— Ты думаешь, что жестокость делает тебя сильным, — прошипела я, и он уставился на меня. — Но будешь ли так же силён без тех, к кому ты так жесток?
— Исчезни, — сказал он, после чего быстро пошёл к выходу из шатра, но остановился и повернулся к нам.
— Отведи ее к сёстрам, — сказал он единственному оставшемуся стражнику в помещении, Саалиму. — Потом я хочу, чтобы ты вернулся в мои покои. Ибрагим, слуги проводят тебя в твой шатер. Эмель будет готова отправиться с тобой на рассвете.
Мои ноги отяжелели точно камни, и я стояла, не двигаясь, так долго, словно прошла вечность. Все уже ушли, кроме меня, Саалима и слуг, которые с опаской смотрели на меня.
— Пошли, — наконец сказал стражник-джинн.

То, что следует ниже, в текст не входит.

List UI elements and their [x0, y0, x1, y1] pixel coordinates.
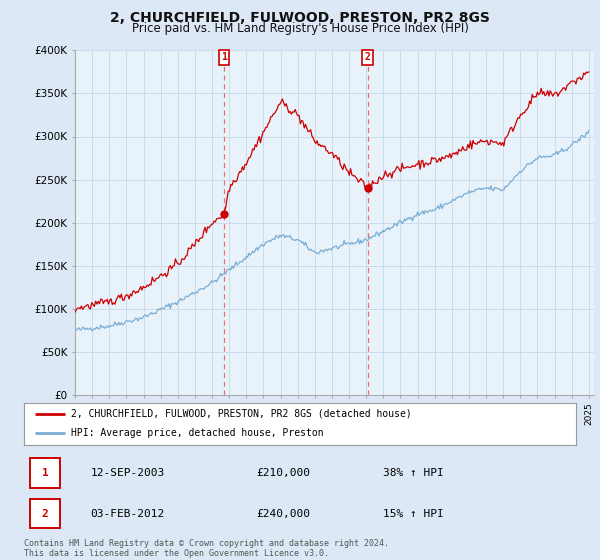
Text: 12-SEP-2003: 12-SEP-2003	[90, 468, 164, 478]
Text: Price paid vs. HM Land Registry's House Price Index (HPI): Price paid vs. HM Land Registry's House …	[131, 22, 469, 35]
Text: 15% ↑ HPI: 15% ↑ HPI	[383, 508, 443, 519]
FancyBboxPatch shape	[29, 498, 60, 529]
Text: 03-FEB-2012: 03-FEB-2012	[90, 508, 164, 519]
Text: HPI: Average price, detached house, Preston: HPI: Average price, detached house, Pres…	[71, 428, 323, 438]
Text: 1: 1	[221, 52, 227, 62]
Text: 1: 1	[41, 468, 49, 478]
Text: 2: 2	[41, 508, 49, 519]
Text: 2, CHURCHFIELD, FULWOOD, PRESTON, PR2 8GS (detached house): 2, CHURCHFIELD, FULWOOD, PRESTON, PR2 8G…	[71, 409, 412, 419]
Text: £210,000: £210,000	[256, 468, 310, 478]
Text: 2, CHURCHFIELD, FULWOOD, PRESTON, PR2 8GS: 2, CHURCHFIELD, FULWOOD, PRESTON, PR2 8G…	[110, 11, 490, 25]
Text: Contains HM Land Registry data © Crown copyright and database right 2024.
This d: Contains HM Land Registry data © Crown c…	[24, 539, 389, 558]
Text: 38% ↑ HPI: 38% ↑ HPI	[383, 468, 443, 478]
FancyBboxPatch shape	[29, 458, 60, 488]
Text: £240,000: £240,000	[256, 508, 310, 519]
Text: 2: 2	[365, 52, 370, 62]
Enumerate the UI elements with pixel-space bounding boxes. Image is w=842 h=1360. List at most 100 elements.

Он холодно подтолкнул меня, продолжая играть свою роль перед слугами. Мои ноги понесли меня из помещения, но я не помнила, как это случилось. Моё тело дрожало, сердце громко стучало, а ноги были слабыми и тряслись. Стражник шел за мной следом. Как только мы вышли в коридор, всё вокруг застыло. Я едва смогла заметить эти изменения, когда Саалим прижал меня к себе, и земля ушла у меня из-под ног.
И когда я почувствовала, что мы стоим в тени деревьев в оазисе, я заплакала.
— Ты достойна того, чтобы стать чьей-то женой. Ты достойна любви. Я люблю тебя, — говорил он мне снова и снова.
Он держал меня в своих объятиях, а я рыдала, закрыв лицо руками.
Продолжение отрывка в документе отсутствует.